All information transmitted between the server and Linux.Ekoms.1 is encrypted. The Trojan’s body has the RSA key that is used to obtain the AES session key.
The encryption initially is performed using the public key. The decryption is executed by implementing the RSA_public_decrypt function to the received data.
The Trojan exchanges data with the server using AbNetworkMessage. The id line determines the executed action.
The Trojan launches the EkomsAutorun services. It saves the following information to the $HOME/.config/autostart/%exename%.desktop file:
Attacks on the Rise
All computer systems today are seeing an increase in malware. Linux systems have a higher probability of being Internet-facing servers and may have lucrative data, according to Bit9+Carbon Black’s Johnson.
“As a result, these [Linux] systems are in the cross-hairs. Furthermore, WordPress and other services might have known, publicly searchable vulnerabilities.
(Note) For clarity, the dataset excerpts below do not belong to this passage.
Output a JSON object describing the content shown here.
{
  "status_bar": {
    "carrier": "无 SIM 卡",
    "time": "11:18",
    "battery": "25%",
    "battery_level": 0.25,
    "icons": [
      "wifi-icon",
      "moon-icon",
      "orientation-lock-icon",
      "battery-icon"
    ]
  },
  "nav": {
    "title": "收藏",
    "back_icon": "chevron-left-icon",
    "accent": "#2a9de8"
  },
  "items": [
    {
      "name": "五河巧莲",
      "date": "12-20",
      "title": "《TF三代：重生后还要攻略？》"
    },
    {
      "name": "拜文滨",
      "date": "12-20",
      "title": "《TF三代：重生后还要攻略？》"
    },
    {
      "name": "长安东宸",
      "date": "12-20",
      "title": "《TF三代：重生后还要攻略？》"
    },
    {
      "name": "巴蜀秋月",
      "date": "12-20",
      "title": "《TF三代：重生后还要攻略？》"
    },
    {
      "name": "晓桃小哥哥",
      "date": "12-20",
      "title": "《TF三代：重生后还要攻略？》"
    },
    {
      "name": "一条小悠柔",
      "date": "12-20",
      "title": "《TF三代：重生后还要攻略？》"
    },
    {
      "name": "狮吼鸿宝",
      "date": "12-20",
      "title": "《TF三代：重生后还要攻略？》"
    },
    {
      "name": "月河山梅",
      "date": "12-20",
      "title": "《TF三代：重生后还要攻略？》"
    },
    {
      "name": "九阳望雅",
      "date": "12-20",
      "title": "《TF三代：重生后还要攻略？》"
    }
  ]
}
This makes an attractive attack vector,” he said.
Linux malware is gaining momentum as businesses adopt more and more open source projects. More Internet of Things devices are built on stripped-down Linux systems, according to Twistlock’s Wang.
“This is especially true in developer-driven environments where continuous integration and continuous delivery is happening. In those environments, Linux is the primary platform for development and operations,” she said.
The growth of Linux in the cloud is also a strong contributing factor.
“Not surprisingly, increasingly more malware writers are targeting the Linux platform,” Wang said.
Linux Still Safer
Linux generally is regarded as more secure than other platforms. Even with the surge in Linux vulnerabilities, the open source platform is still more locked down than other options.
“Linux is still significantly better than Windows in terms of the volume and severity of security threats. But as long as its popularity continues to rise, especially more and more enterprises move to a developer-driven operations model, we see that Linux will follow the familiar trajectory of Windows, for which there will be many varieties of active threats,” Wang noted.
The question of how long Linux security will remain at current levels could come down to community focus. New defensive strategies may be needed.
“Generally speaking, the security community has not been primarily focused on Linux,” Johnson noted, “so there are not as many defenses against attacks.”